The year before, in 2019, prior to the COVID pandemic, those numbers were significantly higher: 4,771 hospital admissions and 34,652 emergency room visits.
And a 2023 report done by the Boston Public Health Commission, highlighting racial inequities in those impacted by asthma, showed approximately 30% of Boston Public Schools students reported having asthma in 2021, and the percentage was higher for Latinx, Asian and Black students than white students.
Furie noted allergy season in Massachusetts is increasing in length and severity as a result of climate change. While not all people with allergies have asthma, symptoms can be triggered by allergies, he said.

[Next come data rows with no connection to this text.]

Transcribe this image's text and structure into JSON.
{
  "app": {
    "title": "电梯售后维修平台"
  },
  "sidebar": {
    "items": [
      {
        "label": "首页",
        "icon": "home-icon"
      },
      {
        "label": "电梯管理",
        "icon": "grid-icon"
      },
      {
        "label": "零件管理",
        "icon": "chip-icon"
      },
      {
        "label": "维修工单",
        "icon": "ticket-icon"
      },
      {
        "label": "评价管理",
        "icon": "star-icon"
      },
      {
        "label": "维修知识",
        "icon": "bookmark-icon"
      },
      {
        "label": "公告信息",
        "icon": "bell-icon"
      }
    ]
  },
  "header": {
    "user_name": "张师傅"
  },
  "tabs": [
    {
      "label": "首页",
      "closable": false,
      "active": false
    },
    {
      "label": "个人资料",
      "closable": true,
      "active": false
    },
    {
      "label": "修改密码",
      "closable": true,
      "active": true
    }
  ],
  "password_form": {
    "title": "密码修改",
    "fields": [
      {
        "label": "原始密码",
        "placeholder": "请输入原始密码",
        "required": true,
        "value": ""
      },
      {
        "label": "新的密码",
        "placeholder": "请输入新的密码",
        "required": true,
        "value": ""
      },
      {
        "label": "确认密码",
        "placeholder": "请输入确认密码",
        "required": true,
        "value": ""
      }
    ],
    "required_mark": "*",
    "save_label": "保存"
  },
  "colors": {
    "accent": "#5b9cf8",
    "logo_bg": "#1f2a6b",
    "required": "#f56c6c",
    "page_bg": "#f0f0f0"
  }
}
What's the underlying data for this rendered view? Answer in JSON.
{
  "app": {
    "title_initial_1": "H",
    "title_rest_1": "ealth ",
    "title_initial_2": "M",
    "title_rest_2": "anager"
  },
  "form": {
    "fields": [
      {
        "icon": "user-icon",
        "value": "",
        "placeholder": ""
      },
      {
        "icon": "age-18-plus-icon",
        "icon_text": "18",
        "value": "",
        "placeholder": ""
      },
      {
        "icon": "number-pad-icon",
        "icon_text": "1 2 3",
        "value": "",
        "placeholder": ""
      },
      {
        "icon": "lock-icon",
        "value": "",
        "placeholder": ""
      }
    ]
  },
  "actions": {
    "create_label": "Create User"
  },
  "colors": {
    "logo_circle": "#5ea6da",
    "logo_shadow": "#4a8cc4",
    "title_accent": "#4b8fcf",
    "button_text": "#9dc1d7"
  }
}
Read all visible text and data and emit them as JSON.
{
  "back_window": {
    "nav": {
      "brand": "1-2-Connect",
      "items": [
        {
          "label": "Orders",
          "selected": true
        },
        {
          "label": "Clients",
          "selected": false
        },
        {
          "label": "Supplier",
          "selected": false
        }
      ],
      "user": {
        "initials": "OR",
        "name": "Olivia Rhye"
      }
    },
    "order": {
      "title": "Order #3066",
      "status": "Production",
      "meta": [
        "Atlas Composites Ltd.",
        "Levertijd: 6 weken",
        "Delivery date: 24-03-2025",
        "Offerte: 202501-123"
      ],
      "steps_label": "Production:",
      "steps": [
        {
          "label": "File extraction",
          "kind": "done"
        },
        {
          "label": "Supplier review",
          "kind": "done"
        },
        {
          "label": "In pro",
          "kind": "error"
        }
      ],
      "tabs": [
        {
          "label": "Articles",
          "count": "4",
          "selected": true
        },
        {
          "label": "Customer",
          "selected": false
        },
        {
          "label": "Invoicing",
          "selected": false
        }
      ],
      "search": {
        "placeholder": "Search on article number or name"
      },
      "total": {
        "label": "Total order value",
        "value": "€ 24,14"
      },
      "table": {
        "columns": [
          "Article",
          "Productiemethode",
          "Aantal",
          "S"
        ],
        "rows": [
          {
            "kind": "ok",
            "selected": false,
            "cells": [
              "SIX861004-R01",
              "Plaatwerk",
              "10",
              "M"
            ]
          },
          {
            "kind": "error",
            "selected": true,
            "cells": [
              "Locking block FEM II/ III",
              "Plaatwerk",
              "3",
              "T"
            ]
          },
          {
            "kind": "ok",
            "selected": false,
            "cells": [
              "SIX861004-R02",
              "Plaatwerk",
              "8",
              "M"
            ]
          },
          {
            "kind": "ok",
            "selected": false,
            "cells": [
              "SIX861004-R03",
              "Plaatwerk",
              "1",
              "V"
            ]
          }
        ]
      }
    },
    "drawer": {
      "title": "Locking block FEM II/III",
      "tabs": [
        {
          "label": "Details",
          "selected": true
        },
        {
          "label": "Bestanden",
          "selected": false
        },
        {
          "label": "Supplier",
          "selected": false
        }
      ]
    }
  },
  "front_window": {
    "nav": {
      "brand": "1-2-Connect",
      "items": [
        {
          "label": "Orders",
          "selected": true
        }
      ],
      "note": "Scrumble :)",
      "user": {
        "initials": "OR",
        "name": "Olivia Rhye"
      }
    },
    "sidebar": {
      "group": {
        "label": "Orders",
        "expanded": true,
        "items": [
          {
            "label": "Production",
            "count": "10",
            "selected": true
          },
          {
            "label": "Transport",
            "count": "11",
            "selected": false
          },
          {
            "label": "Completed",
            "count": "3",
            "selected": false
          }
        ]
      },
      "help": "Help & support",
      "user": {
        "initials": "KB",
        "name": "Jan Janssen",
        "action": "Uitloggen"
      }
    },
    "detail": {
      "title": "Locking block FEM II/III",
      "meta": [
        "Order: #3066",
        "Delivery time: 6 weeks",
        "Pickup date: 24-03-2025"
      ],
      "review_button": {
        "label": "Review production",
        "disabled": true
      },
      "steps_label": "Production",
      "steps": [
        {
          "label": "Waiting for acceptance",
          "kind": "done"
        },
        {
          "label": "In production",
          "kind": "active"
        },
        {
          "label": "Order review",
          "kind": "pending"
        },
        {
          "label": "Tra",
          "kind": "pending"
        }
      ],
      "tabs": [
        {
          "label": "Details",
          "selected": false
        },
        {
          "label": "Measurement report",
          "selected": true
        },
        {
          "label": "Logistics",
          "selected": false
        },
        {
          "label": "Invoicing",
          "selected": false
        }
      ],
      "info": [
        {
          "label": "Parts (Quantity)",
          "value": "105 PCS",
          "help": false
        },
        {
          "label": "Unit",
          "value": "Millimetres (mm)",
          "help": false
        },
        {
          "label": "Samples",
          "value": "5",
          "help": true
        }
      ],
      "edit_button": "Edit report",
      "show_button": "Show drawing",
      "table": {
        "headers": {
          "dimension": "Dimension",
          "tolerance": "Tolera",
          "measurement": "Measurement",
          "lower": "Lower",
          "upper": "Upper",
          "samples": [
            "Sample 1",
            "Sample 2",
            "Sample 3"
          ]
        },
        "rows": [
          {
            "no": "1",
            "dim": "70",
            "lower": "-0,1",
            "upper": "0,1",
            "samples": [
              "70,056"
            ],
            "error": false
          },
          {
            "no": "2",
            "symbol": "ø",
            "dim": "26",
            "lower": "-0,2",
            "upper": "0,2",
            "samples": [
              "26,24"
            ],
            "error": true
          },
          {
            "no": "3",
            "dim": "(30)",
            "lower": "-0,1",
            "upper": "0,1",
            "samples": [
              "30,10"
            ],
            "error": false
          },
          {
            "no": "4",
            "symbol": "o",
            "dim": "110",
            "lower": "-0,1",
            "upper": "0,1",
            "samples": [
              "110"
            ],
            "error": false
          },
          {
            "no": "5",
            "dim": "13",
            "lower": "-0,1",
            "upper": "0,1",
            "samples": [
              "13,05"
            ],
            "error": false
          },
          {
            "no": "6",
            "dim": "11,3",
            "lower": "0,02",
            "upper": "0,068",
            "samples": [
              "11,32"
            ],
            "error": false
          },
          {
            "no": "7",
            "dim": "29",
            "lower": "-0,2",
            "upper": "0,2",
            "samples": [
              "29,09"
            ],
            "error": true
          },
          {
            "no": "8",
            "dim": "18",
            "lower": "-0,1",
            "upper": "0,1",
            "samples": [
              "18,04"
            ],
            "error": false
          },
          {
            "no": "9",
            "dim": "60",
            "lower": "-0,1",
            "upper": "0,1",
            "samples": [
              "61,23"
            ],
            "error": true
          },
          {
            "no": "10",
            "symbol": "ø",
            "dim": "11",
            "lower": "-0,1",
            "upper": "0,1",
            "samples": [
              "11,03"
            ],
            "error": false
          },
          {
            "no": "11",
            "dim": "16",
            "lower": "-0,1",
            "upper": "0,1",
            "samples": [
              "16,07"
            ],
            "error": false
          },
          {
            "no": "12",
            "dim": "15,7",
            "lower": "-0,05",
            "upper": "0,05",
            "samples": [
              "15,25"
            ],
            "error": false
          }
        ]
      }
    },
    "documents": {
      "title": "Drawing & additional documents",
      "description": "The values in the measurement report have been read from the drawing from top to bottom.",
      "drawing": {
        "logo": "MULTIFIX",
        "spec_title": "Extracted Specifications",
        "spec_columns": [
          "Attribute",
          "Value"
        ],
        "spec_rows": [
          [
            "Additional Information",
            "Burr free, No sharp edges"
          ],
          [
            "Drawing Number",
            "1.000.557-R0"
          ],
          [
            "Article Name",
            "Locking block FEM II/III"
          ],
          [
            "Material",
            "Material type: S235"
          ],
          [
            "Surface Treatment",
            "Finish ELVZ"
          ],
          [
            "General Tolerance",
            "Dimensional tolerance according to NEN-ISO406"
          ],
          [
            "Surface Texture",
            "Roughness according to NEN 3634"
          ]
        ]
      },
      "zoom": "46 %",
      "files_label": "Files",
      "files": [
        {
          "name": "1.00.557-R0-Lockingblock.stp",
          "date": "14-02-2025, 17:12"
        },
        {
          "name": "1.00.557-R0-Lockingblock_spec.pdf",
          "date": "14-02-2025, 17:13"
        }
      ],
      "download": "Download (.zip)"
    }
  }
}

“As a consequence of increased CO2 concentration, plants are actually producing more pollen, and so we’re seeing increased severity of people’s allergies,” he said.
The medical profession has a long way to go in terms of recognizing the climate impacts of metered-dose inhalers, Furie said. He called it “an invisible subject,” though more doctors are starting to pay attention.
Are there solutions?
The medical profession has been through a similar challenge before.
Prior to the current generation of metered-dose inhalers, inhalers used propellants called chlorofluorocarbons — the materials that famously contributed to punching a hole in the ozone layer.
Those were phased out between the 1990s and early 2000s and the new propellants were introduced, along with a spike in prices.
There are alternatives in this situation, too, but ever present are challenges with cost and availability.
One example is dry powder inhalers, which are used in other countries at far higher rates than metered-dose inhalers, particularly in the United Kingdom. In Sweden, for example, the country has largely replaced metered-dose inhalers with dry-powder inhalers.
The U.S. has always gravitated culturally towards metered-dose inhalers, resulting in fewer available generic versions of the alternatives and in turn, affordability issues, Furie said.
In December, the U.S. Food and Drug Administration announced it had awarded a contract for a study intended to address the challenges of developing a metered-dose inhaler with “low global warming potential.”
The Symbicort Turbohaler 200/6, manufactured by AstraZeneca, is the “ideal inhaler” in terms of efficacy, affordability and the environment, Furie said. But it isn’t currently available in the U.S.
“There are better alternatives out there,” he said. “The challenge is kind of making them affordable and accessible to patients in the United States.”